The challenge is that what you’re digging for doesn’t feel like treasure. It can feel more like something toxic that should stay buried. And just thinking about this can feel like you’re opening yourself up to another attack. But there’s no one here right now but you. No one can attack you if you allow yourself to relax and let down your defenses here, in private.

As you think about the root causes of your estrangement from your adult child, uncomfortable feelings will almost certainly arise.

There might be…

  • Resentment
  • Shame
  • Anger
  • Guilt
  • Despair
  • Grief
  • And/or something else

You might even bounce around from one yucky emotion to another to another, all in the same minute. That’s okay, let those feelings come up. They can’t hurt you, they’re just feelings.

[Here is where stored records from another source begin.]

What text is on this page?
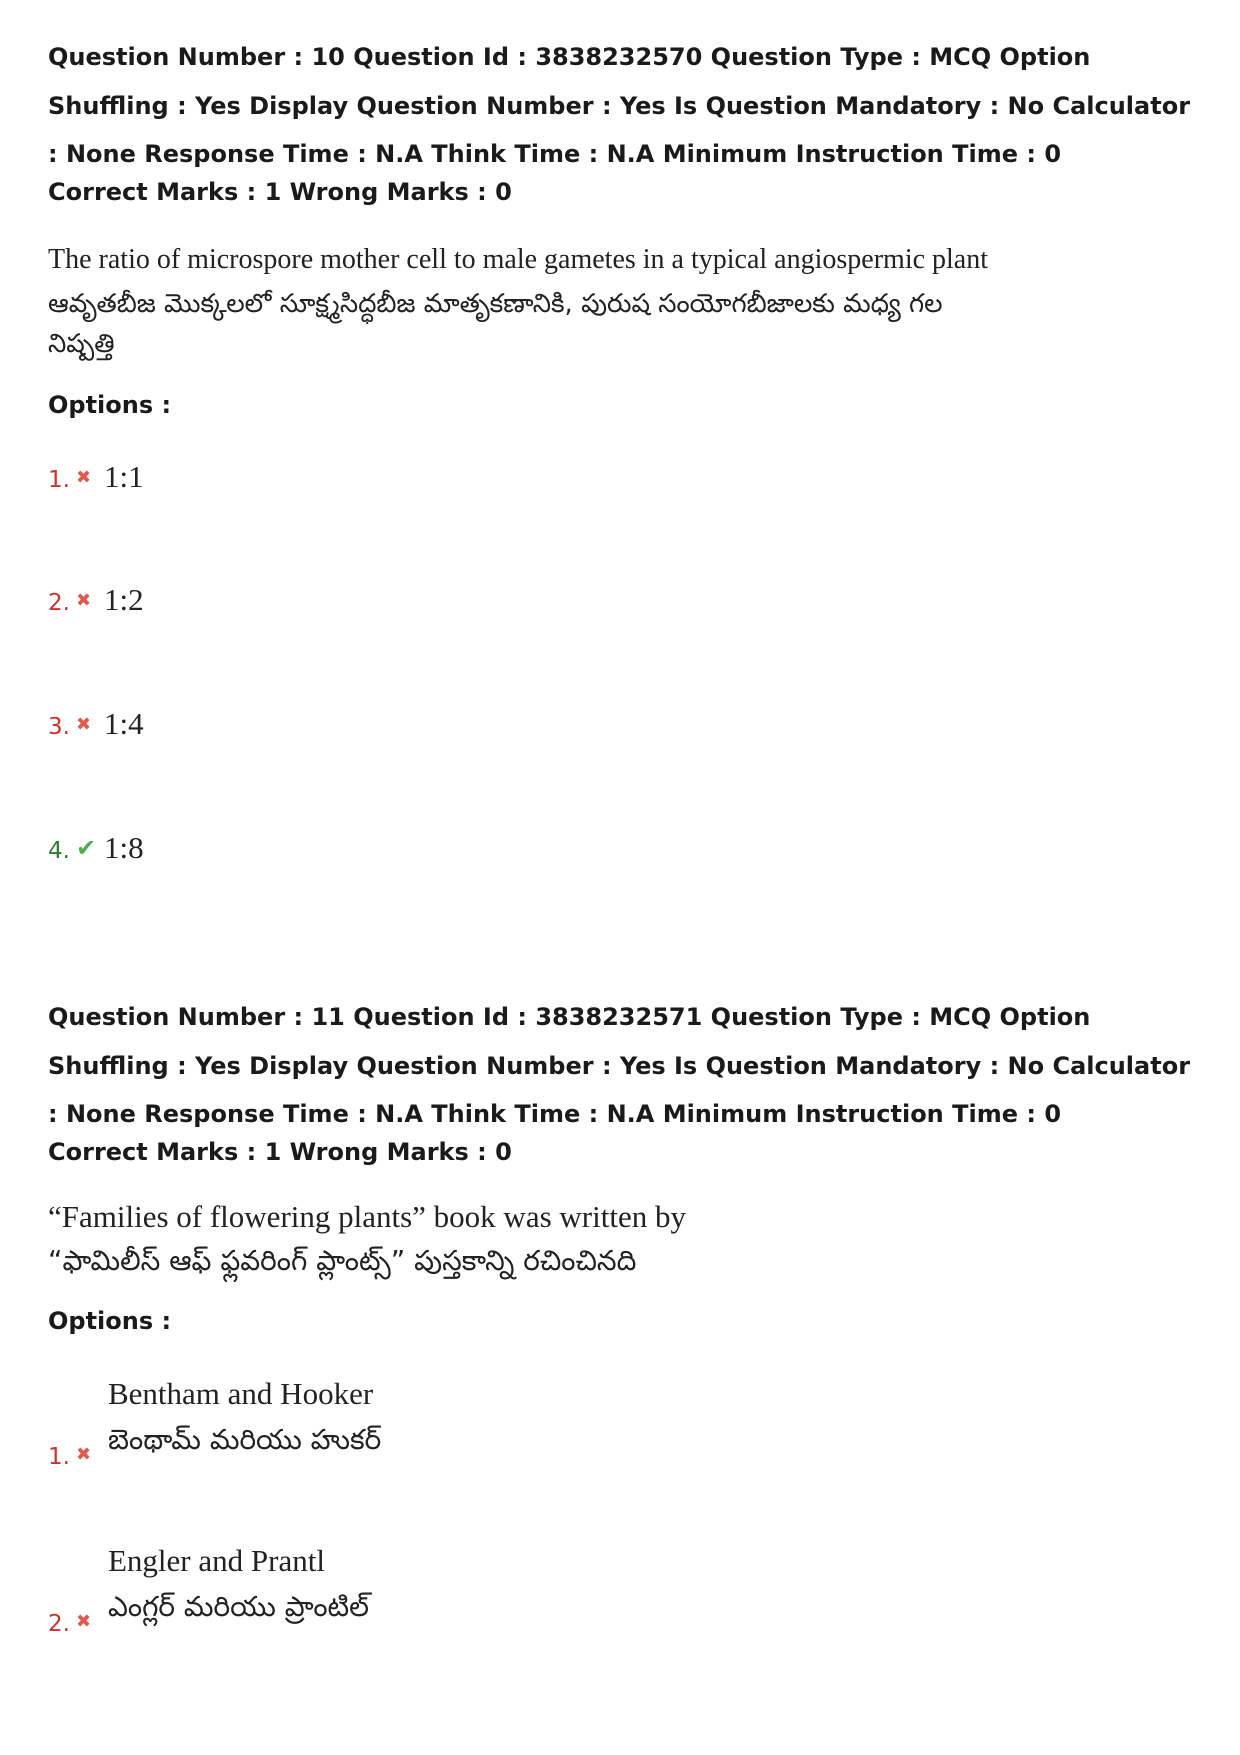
Question Number : 10 Question Id : 3838232570 Question Type : MCQ Option Shuffling : Yes Display Question Number : Yes Is Question Mandatory : No Calculator : None Response Time : N.A Think Time : N.A Minimum Instruction Time : 0

Correct Marks : 1 Wrong Marks : 0
The ratio of microspore mother cell to male gametes in a typical angiospermic plant
ఆవృతబీజ మొక్కలలో సూక్ష్మసిద్ధబీజ మాతృకణానికి, పురుష సంయోగబీజాలకు మధ్య గల
నిష్పత్తి
Options :
1. ✖ 1:1
2. ✖ 1:2
3. ✖ 1:4
4. ✔ 1:8

Question Number : 11 Question Id : 3838232571 Question Type : MCQ Option Shuffling : Yes Display Question Number : Yes Is Question Mandatory : No Calculator : None Response Time : N.A Think Time : N.A Minimum Instruction Time : 0

Correct Marks : 1 Wrong Marks : 0
“Families of flowering plants” book was written by
“ఫామిలీస్ ఆఫ్ ఫ్లవరింగ్ ప్లాంట్స్” పుస్తకాన్ని రచించినది
Options :
1. ✖
Bentham and Hooker
బెంథామ్ మరియు హుకర్
2. ✖
Engler and Prantl
ఎంగ్లర్ మరియు ప్రాంటిల్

Especially don’t let self-criticism or scary feelings push you into passivity. Just notice that you’re condemning yourself (or your child), say hello to any shame or resentment or any other ugly feeling that pokes its head up, and let it move through you. Emotions only last a minute if you let them be.

How you feel is not the problem; the estrangement from your child is the problem.

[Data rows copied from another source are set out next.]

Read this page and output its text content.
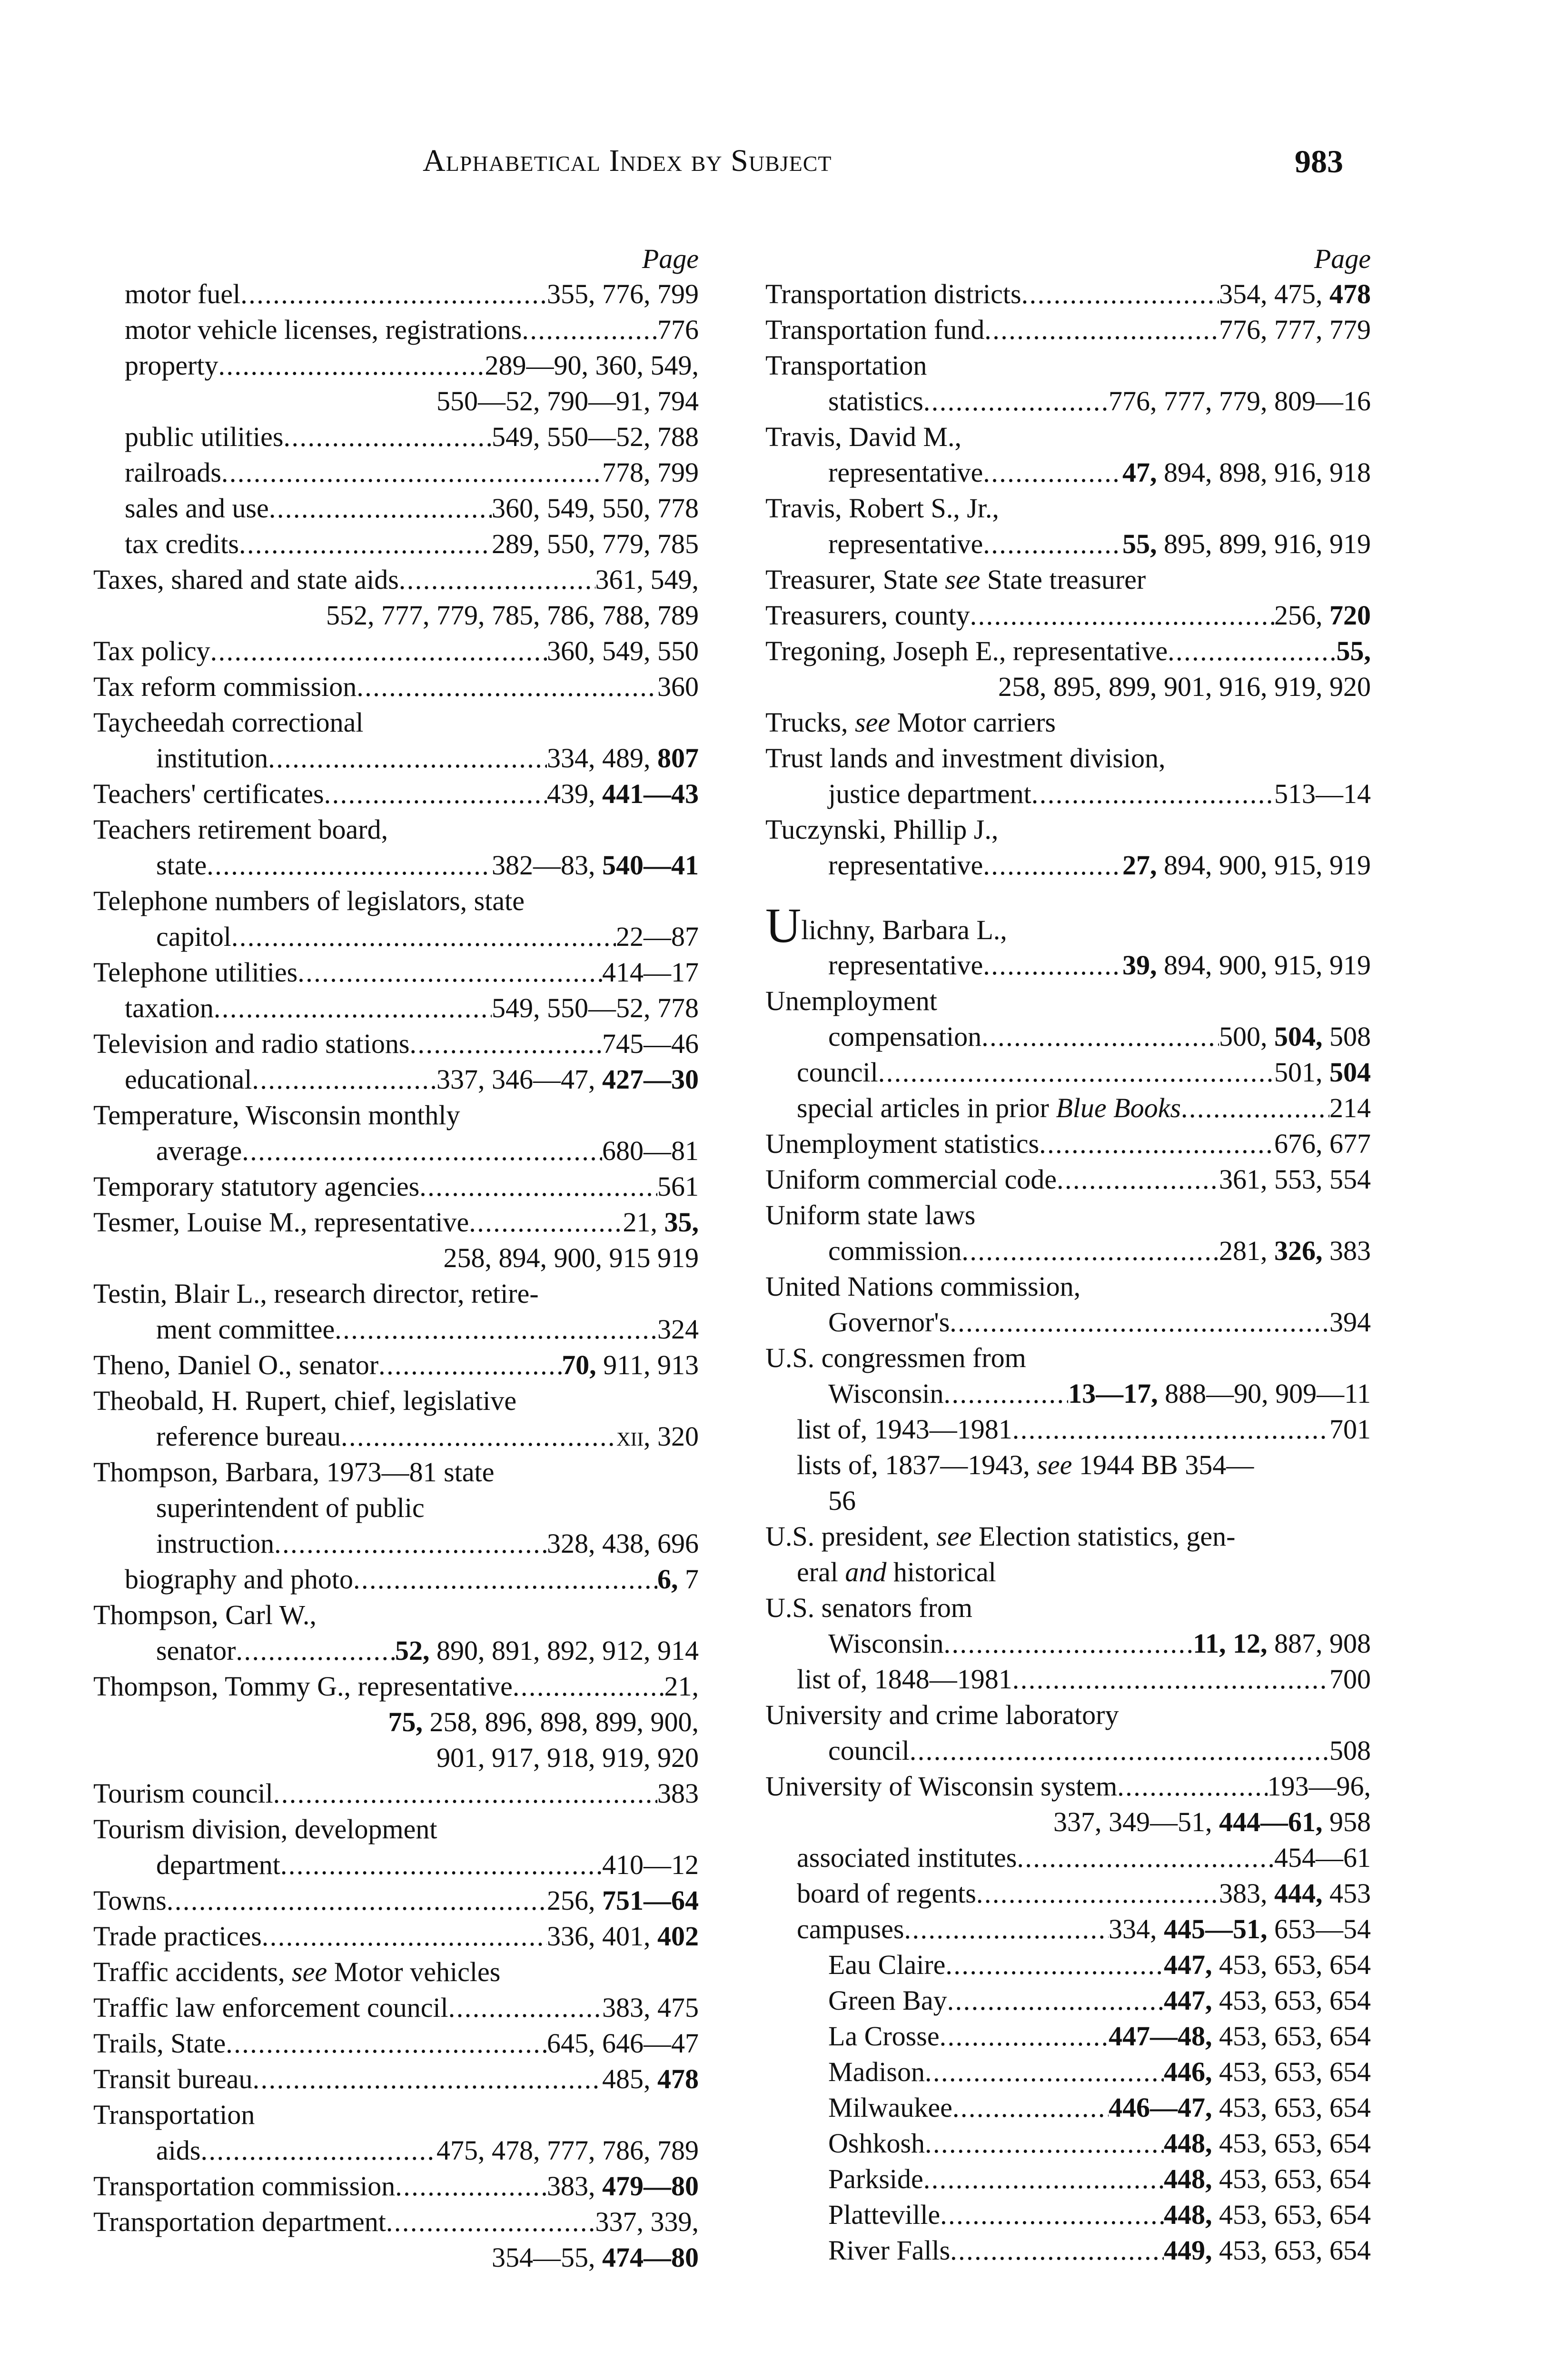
Alphabetical Index by Subject	983
Page
motor fuel . . .	355, 776, 799
motor vehicle licenses, registrations . . .	776
property . . .	289—90, 360, 549,
550—52, 790—91, 794
public utilities . . .	549, 550—52, 788
railroads . . .	778, 799
sales and use . . .	360, 549, 550, 778
tax credits . . .	289, 550, 779, 785
Taxes, shared and state aids . . .	361, 549,
552, 777, 779, 785, 786, 788, 789
Tax policy . . .	360, 549, 550
Tax reform commission . . .	360
Taycheedah correctional
institution . . .	334, 489, 807
Teachers' certificates . . .	439, 441—43
Teachers retirement board,
state . . .	382—83, 540—41
Telephone numbers of legislators, state
capitol . . .	22—87
Telephone utilities . . .	414—17
taxation . . .	549, 550—52, 778
Television and radio stations . . .	745—46
educational . . .	337, 346—47, 427—30
Temperature, Wisconsin monthly
average . . .	680—81
Temporary statutory agencies . . .	561
Tesmer, Louise M., representative . . .	21, 35,
258, 894, 900, 915 919
Testin, Blair L., research director, retire-
ment committee . . .	324
Theno, Daniel O., senator . . .	70, 911, 913
Theobald, H. Rupert, chief, legislative
reference bureau . . .	xii, 320
Thompson, Barbara, 1973—81 state
superintendent of public
instruction . . .	328, 438, 696
biography and photo . . .	6, 7
Thompson, Carl W.,
senator . . .	52, 890, 891, 892, 912, 914
Thompson, Tommy G., representative . . .	21,
75, 258, 896, 898, 899, 900,
901, 917, 918, 919, 920
Tourism council . . .	383
Tourism division, development
department . . .	410—12
Towns . . .	256, 751—64
Trade practices . . .	336, 401, 402
Traffic accidents, see Motor vehicles
Traffic law enforcement council . . .	383, 475
Trails, State . . .	645, 646—47
Transit bureau . . .	485, 478
Transportation
aids . . .	475, 478, 777, 786, 789
Transportation commission . . .	383, 479—80
Transportation department . . .	337, 339,
354—55, 474—80
Page
Transportation districts . . .	354, 475, 478
Transportation fund . . .	776, 777, 779
Transportation
statistics . . .	776, 777, 779, 809—16
Travis, David M.,
representative . . .	47, 894, 898, 916, 918
Travis, Robert S., Jr.,
representative . . .	55, 895, 899, 916, 919
Treasurer, State see State treasurer
Treasurers, county . . .	256, 720
Tregoning, Joseph E., representative . . .	55,
258, 895, 899, 901, 916, 919, 920
Trucks, see Motor carriers
Trust lands and investment division,
justice department . . .	513—14
Tuczynski, Phillip J.,
representative . . .	27, 894, 900, 915, 919
Ulichny, Barbara L.,
representative . . .	39, 894, 900, 915, 919
Unemployment
compensation . . .	500, 504, 508
council . . .	501, 504
special articles in prior Blue Books . . .	214
Unemployment statistics . . .	676, 677
Uniform commercial code . . .	361, 553, 554
Uniform state laws
commission . . .	281, 326, 383
United Nations commission,
Governor's . . .	394
U.S. congressmen from
Wisconsin . . .	13—17, 888—90, 909—11
list of, 1943—1981 . . .	701
lists of, 1837—1943, see 1944 BB 354—
56
U.S. president, see Election statistics, gen-
eral and historical
U.S. senators from
Wisconsin . . .	11, 12, 887, 908
list of, 1848—1981 . . .	700
University and crime laboratory
council . . .	508
University of Wisconsin system . . .	193—96,
337, 349—51, 444—61, 958
associated institutes . . .	454—61
board of regents . . .	383, 444, 453
campuses . . .	334, 445—51, 653—54
Eau Claire . . .	447, 453, 653, 654
Green Bay . . .	447, 453, 653, 654
La Crosse . . .	447—48, 453, 653, 654
Madison . . .	446, 453, 653, 654
Milwaukee . . .	446—47, 453, 653, 654
Oshkosh . . .	448, 453, 653, 654
Parkside . . .	448, 453, 653, 654
Platteville . . .	448, 453, 653, 654
River Falls . . .	449, 453, 653, 654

By the way, the more you can understand and tolerate your own emotions, the better you’ll feel overall. Instead of acting out feelings (by saying or doing things you regret at one extreme, or isolating yourself at the other), you’ll be able to speak more calmly and honestly to yourself and others.

Once you realize the truth about emotions, you’ll have a new sense of freedom around them. The truth is this: your own feelings can’t hurt you any more than you’ve already been hurt.

For now, realize that parental “cluelessness” is a constant source of irritation that sends many an adult child heading for the hills when the phone rings.

If you feel clueless yourself, I hope that reading through this guide will provide you with some currency to use in your dealings with your child.